HBC to Convert Empty Department Stores into Flex Offices

Department-store owner Hudson Bay and Ares Management invested $500M in flex office player Convene.

Hudson Bay Co., owner and operator of department stores in the US and Canada including Saks Fifth Avenue and the Hudson’s Bay chain, is partnering with private-equity firm Ares Management to acquire a $500M majority stake in Convene, which specializes in furnished and flexible office space. 

Convene, which debuted in New York City in 2009 as a manager of event space, meeting space and catering for office buildings, has emerged as a player in co-working spaces that offer amenities.

HBC said it plans to install more Convene operations in office towers. The company, which owns all of the space vacated by bankrupt Lord & Taylor outlets, also said it will convert most of its empty stores into furnished flex office space, according to a report in The Wall Street Journal.

HBC CEO Richard Baker said HBC initially will provide 20 properties from its holdings to open new Convene locations in former retail space. Baker said Convene also plans to add another 20 flex-office spaces in conventional office buildings, retail and apartment properties, according to the WSJ report.

In addition to furnishing, Convene adds perks including catering, wellness facilities and virtual-conference software to the flex space in its locations.
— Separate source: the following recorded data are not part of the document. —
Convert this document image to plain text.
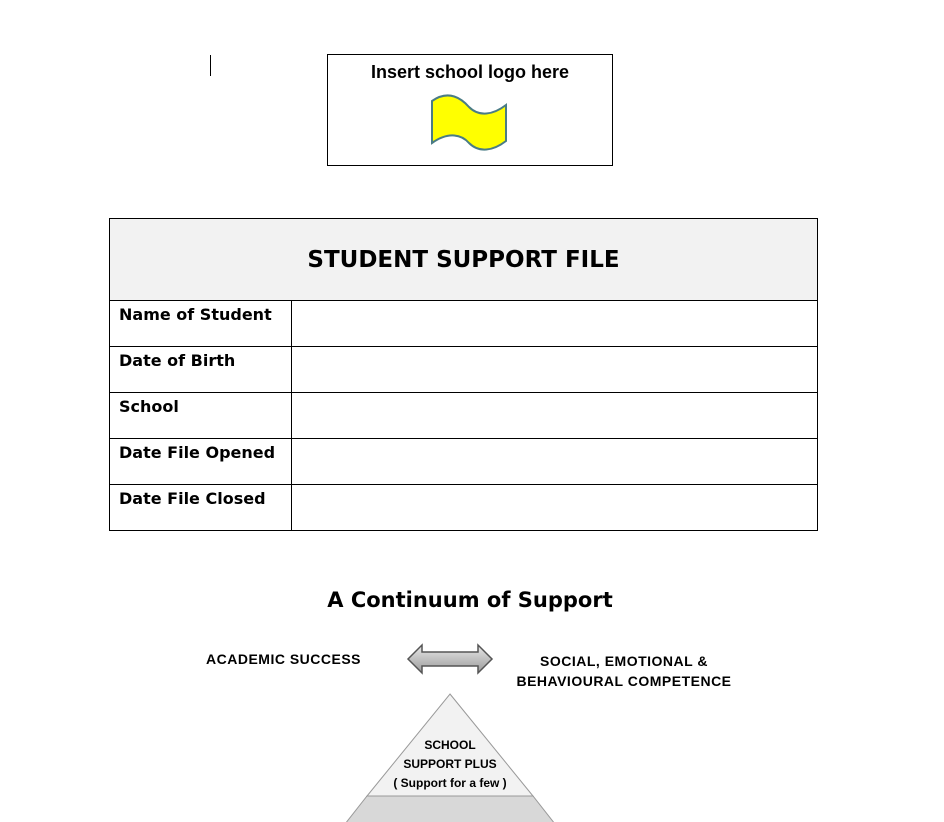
Insert school logo here
STUDENT SUPPORT FILE	
Name of Student	
Date of Birth	
School	
Date File Opened	
Date File Closed	
A Continuum of Support
ACADEMIC SUCCESS	SOCIAL, EMOTIONAL &
BEHAVIOURAL COMPETENCE
SCHOOL
SUPPORT PLUS
( Support for a few )
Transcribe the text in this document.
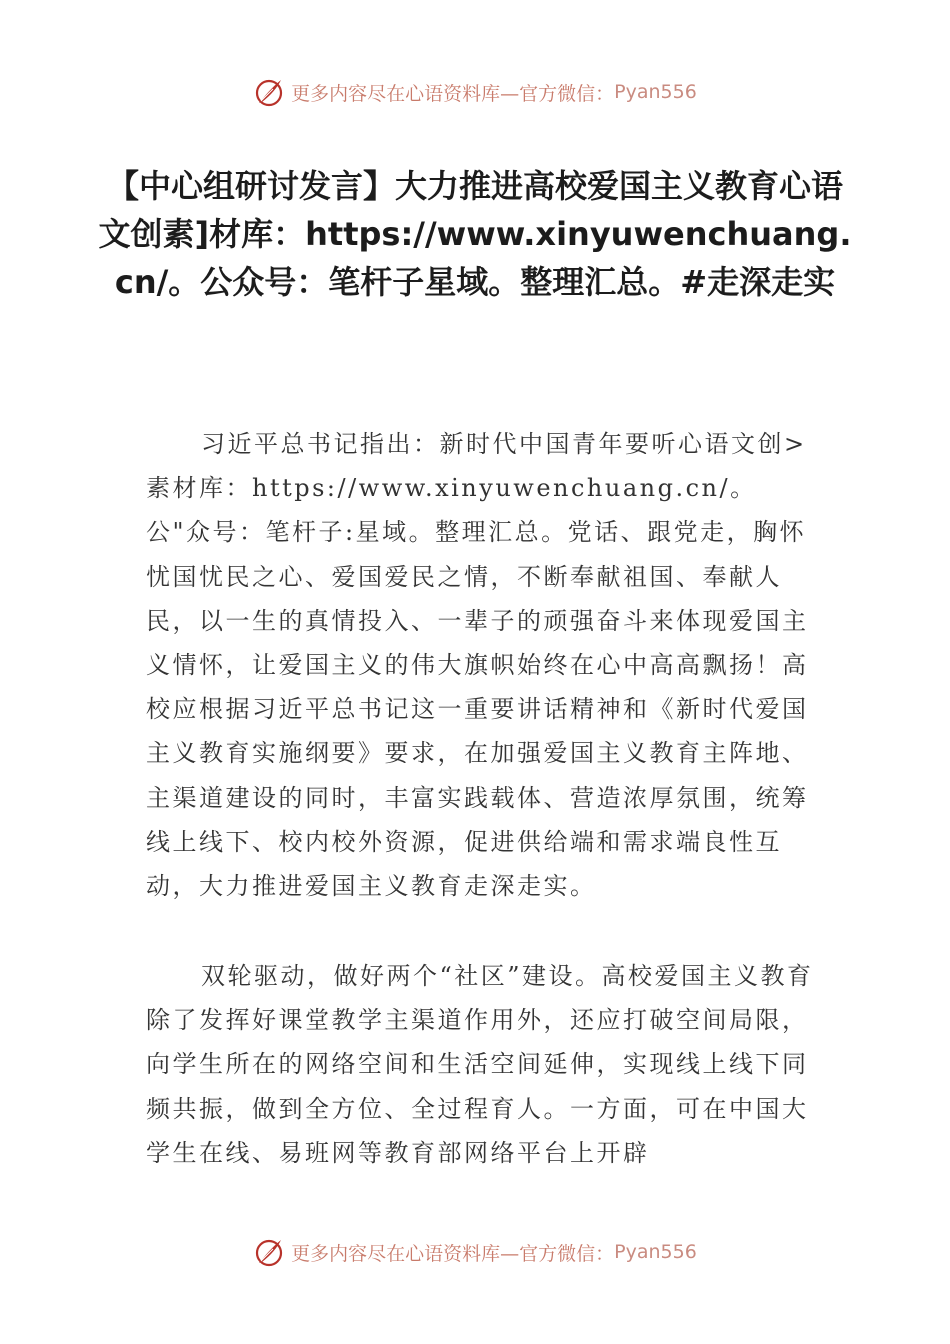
更多内容尽在心语资料库—官方微信： Pyan556
【中心组研讨发言】大力推进高校爱国主义教育心语文创素]材库：https://www.xinyuwenchuang.cn/。公众号：笔杆子星域。整理汇总。#走深走实

习近平总书记指出：新时代中国青年要听心语文创>素材库：https://www.xinyuwenchuang.cn/。公"众号：笔杆子:星域。整理汇总。党话、跟党走，胸怀忧国忧民之心、爱国爱民之情，不断奉献祖国、奉献人民，以一生的真情投入、一辈子的顽强奋斗来体现爱国主义情怀，让爱国主义的伟大旗帜始终在心中高高飘扬！高校应根据习近平总书记这一重要讲话精神和《新时代爱国主义教育实施纲要》要求，在加强爱国主义教育主阵地、主渠道建设的同时，丰富实践载体、营造浓厚氛围，统筹线上线下、校内校外资源，促进供给端和需求端良性互动，大力推进爱国主义教育走深走实。

双轮驱动，做好两个“社区”建设。高校爱国主义教育除了发挥好课堂教学主渠道作用外，还应打破空间局限，向学生所在的网络空间和生活空间延伸，实现线上线下同频共振，做到全方位、全过程育人。一方面，可在中国大学生在线、易班网等教育部网络平台上开辟

更多内容尽在心语资料库—官方微信： Pyan556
As more and more companies embrace hybrid work as a compromise between remote work and return-to-office strategies, demand is increasing for furnished office space under short-term leases.

Last year, HBC began its own program—which it called SaksWork—to convert some of its space into co-working flex office sites. The HBC program was managed by co-working pioneer WeWork.
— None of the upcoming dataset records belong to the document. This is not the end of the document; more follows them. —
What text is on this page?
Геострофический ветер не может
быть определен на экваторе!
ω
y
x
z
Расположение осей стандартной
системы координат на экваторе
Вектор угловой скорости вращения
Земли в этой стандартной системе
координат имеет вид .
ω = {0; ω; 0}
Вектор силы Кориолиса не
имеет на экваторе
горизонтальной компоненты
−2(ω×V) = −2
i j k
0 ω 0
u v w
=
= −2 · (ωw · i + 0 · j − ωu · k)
HBC said its existing program to develop co-working space will adopt the Convene name; Convene CEO Ryan Simonetti will lead a new management team of the combined programs.

The combined portfolio of flex space currently has 26 locations, including 23 workspaces and meeting rooms in office buildings previously leased by Convene.

Unlike other flex-office players including WeWork, IWG and Industrious, Convene intends to own most of the real estate it manages, Hamid Hashemi, COO of HBC’s property arm, told WSJ.

According to CBRE, “flexible office space solutions clearly will be a key part of companies’ real estate strategies as they adopt hybrid work arrangements and as new space use patterns emerge.”

While the flex office sector contracted by about 9% during the pandemic, CBRE said it expected flex office supply to resume its pre-pandemic growth trajectory in 2022 as occupier demand increases due to adjustments in work patterns.